My workaround is to rename _index.html to something else (e.g. __index.html), and add slug = "index".

This will create the page at public/<section>/index.html

I suppose the above is applied in combination with the config setting uglyURLs = true. But by doing so, it looks to me like you have the same result as with uglyURLs = false. Back to where you started, not?

I deploy the site on a local filesystem (file:///...) and links with trailing slash, like "<section>/" are not working. So I was using uglyURLs, but because the mismatch between "content/<section>/index.md" and "public/<section>.html", my relative image URLs were broken.

A better fix would be to stay with uglyURLs = false and to postprocess the files in public, modifying all @href links, adding index.html to the trailing slash:

"<section>/" ===> "<section>/index.html"

I wonder if that would be a viable concept for implementation in Hugo itself...

Best regards, Vic

vicmortelmans avatar Nov 23 '21 12:11 vicmortelmans

A better fix would be to stay with uglyURLs = false and to postprocess the files in public, modifying all @href links, adding index.html to the trailing slash:

"<section>/" ===> "<section>/index.html"

I wonder if that would be a viable concept for implementation in Hugo itself...

Yes, something like that would be really helpful. For example as option indexHtmlURLs = true.

I want to use it to create a offline copy my website that is to be used from disk with file:// urls.

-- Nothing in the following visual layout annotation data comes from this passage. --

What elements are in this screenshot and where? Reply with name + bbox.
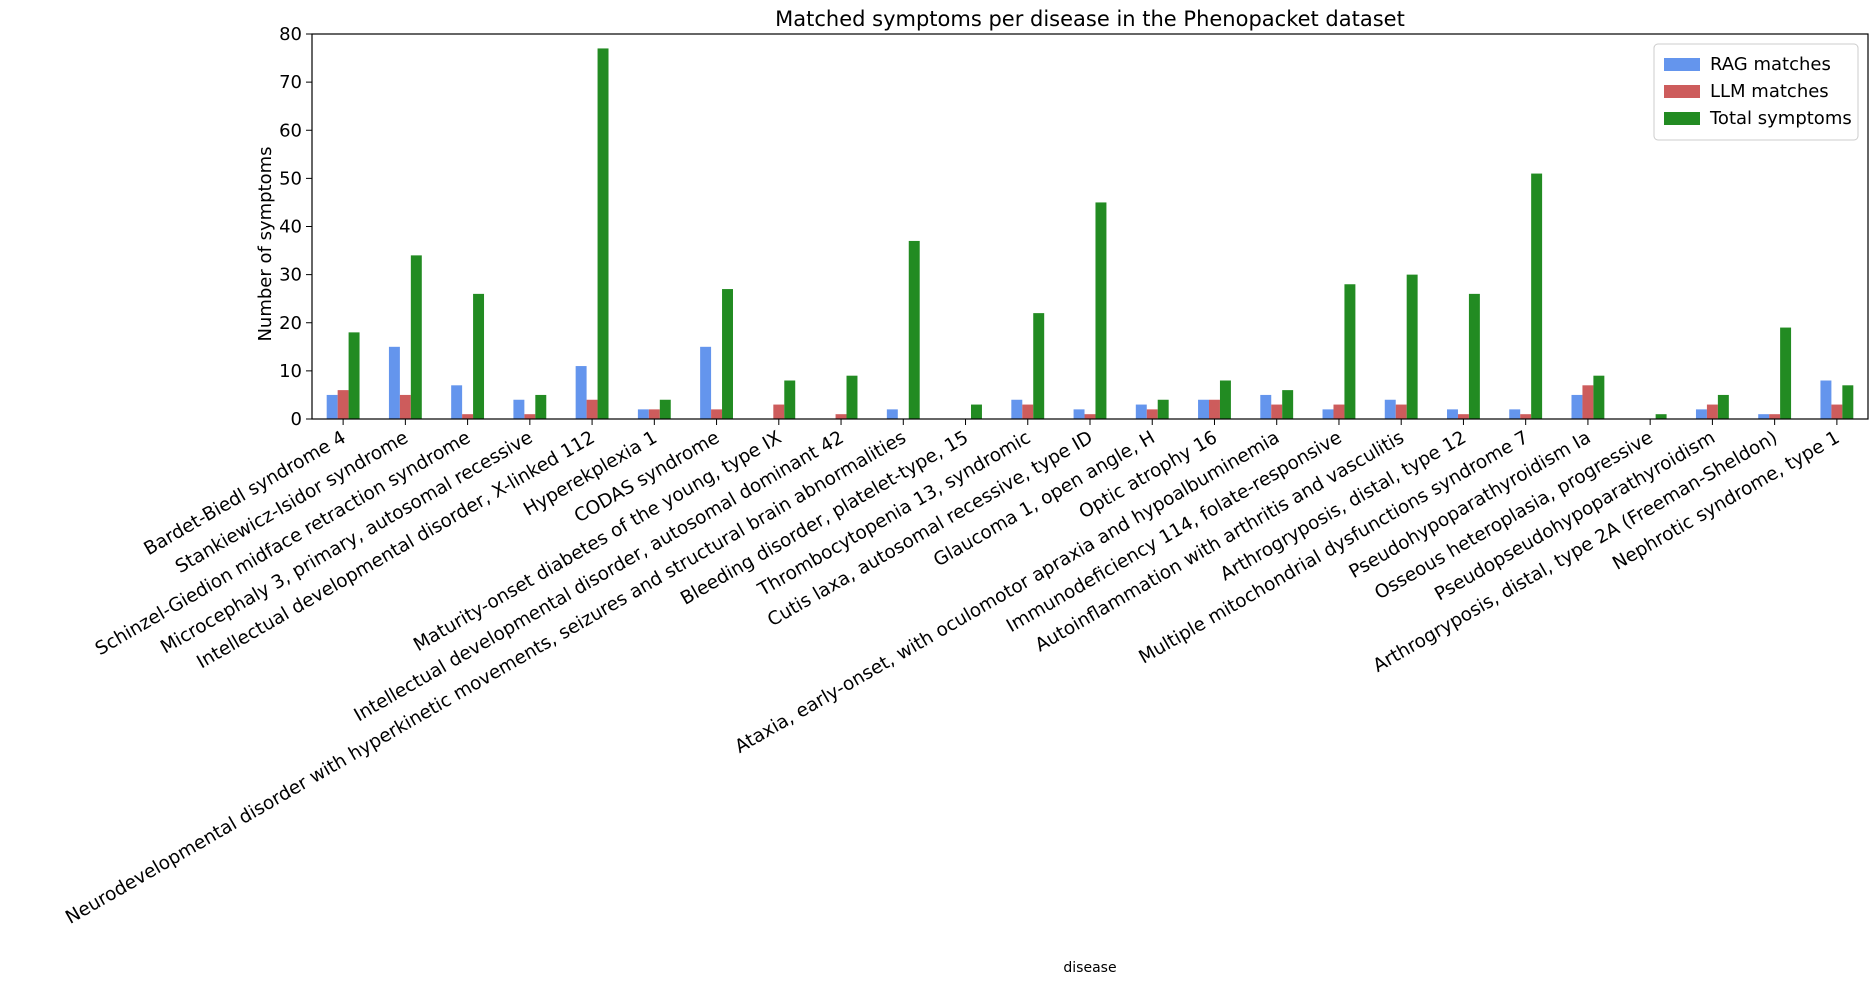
- bar-total-symptoms: [1468, 293, 1480, 419]
- bar-total-symptoms: [1531, 173, 1543, 419]
- bar-rag-matches: [1135, 404, 1147, 419]
- bar-llm-matches: [1831, 404, 1843, 419]
- y-axis-label: Number of symptoms: [255, 146, 276, 341]
- legend-label: LLM matches: [1710, 81, 1829, 102]
- bar-rag-matches: [1322, 409, 1334, 419]
- bar-llm-matches: [835, 414, 847, 419]
- bar-rag-matches: [388, 346, 400, 419]
- bar-rag-matches: [1011, 399, 1023, 419]
- bar-total-symptoms: [1406, 274, 1418, 419]
- bar-rag-matches: [1260, 394, 1272, 419]
- y-tick-label: 30: [279, 265, 302, 286]
- bar-total-symptoms: [348, 332, 360, 419]
- bar-total-symptoms: [1780, 327, 1792, 419]
- bar-llm-matches: [462, 414, 474, 419]
- y-tick-label: 60: [279, 120, 302, 141]
- bar-rag-matches: [886, 409, 898, 419]
- bar-total-symptoms: [1282, 390, 1294, 419]
- bar-llm-matches: [1769, 414, 1781, 419]
- bar-total-symptoms: [784, 380, 796, 419]
- bar-total-symptoms: [846, 375, 858, 419]
- bar-total-symptoms: [659, 399, 671, 419]
- bar-llm-matches: [1084, 414, 1096, 419]
- legend-swatch: [1664, 112, 1700, 125]
- bar-rag-matches: [1447, 409, 1458, 419]
- bar-llm-matches: [1395, 404, 1407, 419]
- bar-rag-matches: [1758, 414, 1770, 419]
- bar-total-symptoms: [1157, 399, 1169, 419]
- legend-swatch: [1664, 58, 1700, 71]
- bar-rag-matches: [1820, 380, 1832, 419]
- legend-label: RAG matches: [1710, 54, 1831, 75]
- x-axis-label: disease: [1063, 960, 1116, 976]
- bar-total-symptoms: [473, 293, 485, 419]
- bar-rag-matches: [1198, 399, 1210, 419]
- y-tick-label: 20: [279, 313, 302, 334]
- bar-rag-matches: [1384, 399, 1396, 419]
- bar-llm-matches: [1271, 404, 1283, 419]
- bar-llm-matches: [1146, 409, 1158, 419]
- y-tick-label: 70: [279, 72, 302, 93]
- bar-llm-matches: [1457, 414, 1469, 419]
- bar-total-symptoms: [535, 394, 547, 419]
- bar-rag-matches: [700, 346, 712, 419]
- chart-title: Matched symptoms per disease in the Phen…: [775, 7, 1405, 31]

gvegidy avatar Dec 29 '21 22:12 gvegidy

My hack is using url: /intro/ (in a file named /content/intro/_index.html; in general, just set the URL to be the desired path of the index file). Note that url: /intro/index.html does not work, and spews out XML instead, for some reason I do not understand. Like all other hacks, layout: single is also required

I couldn't for the life of me figure out where my index page went; it disappearing into intro.html didn't (and still doesn't) make any sense at all as a default.

LunarWatcher avatar May 15 '22 14:05 LunarWatcher

A better fix would be to stay with uglyURLs = false and to postprocess the files in public, modifying all @href links, adding index.html to the trailing slash: "<section>/" ===> "<section>/index.html" I wonder if that would be a viable concept for implementation in Hugo itself...

Yes, something like that would be really helpful. For example as option indexHtmlURLs = true.

I want to use it to create a offline copy my website that is to be used from disk with file:// urls.

I would love to know if anything like this has been added because I am having the exact same problem and would love to convert <section>/ to <section>/index.html. For now I have resorted to manually changing the href links to include a hardcoded index.html. The service I am using to host wont render <section>/ links

domogami avatar Sep 19 '22 21:09 domogami

Even though this tread is closed, I have to say that as of 2022-10-06 nothing has changed. While ChrisTucker2000 may have used overly strong language, I have to agree with the issues he raised. As someone new to Hugo this month, I was about to abandon it altogether until I stumbled across this thread. I knew nothing about "ugly URLs" and coming from the Jekyll world I'm really struggling to understand Hugo. There's nothing intuitive about the system and while the documentation seems to be rigorous it isn't very unfriendly to novices. I hope something changes.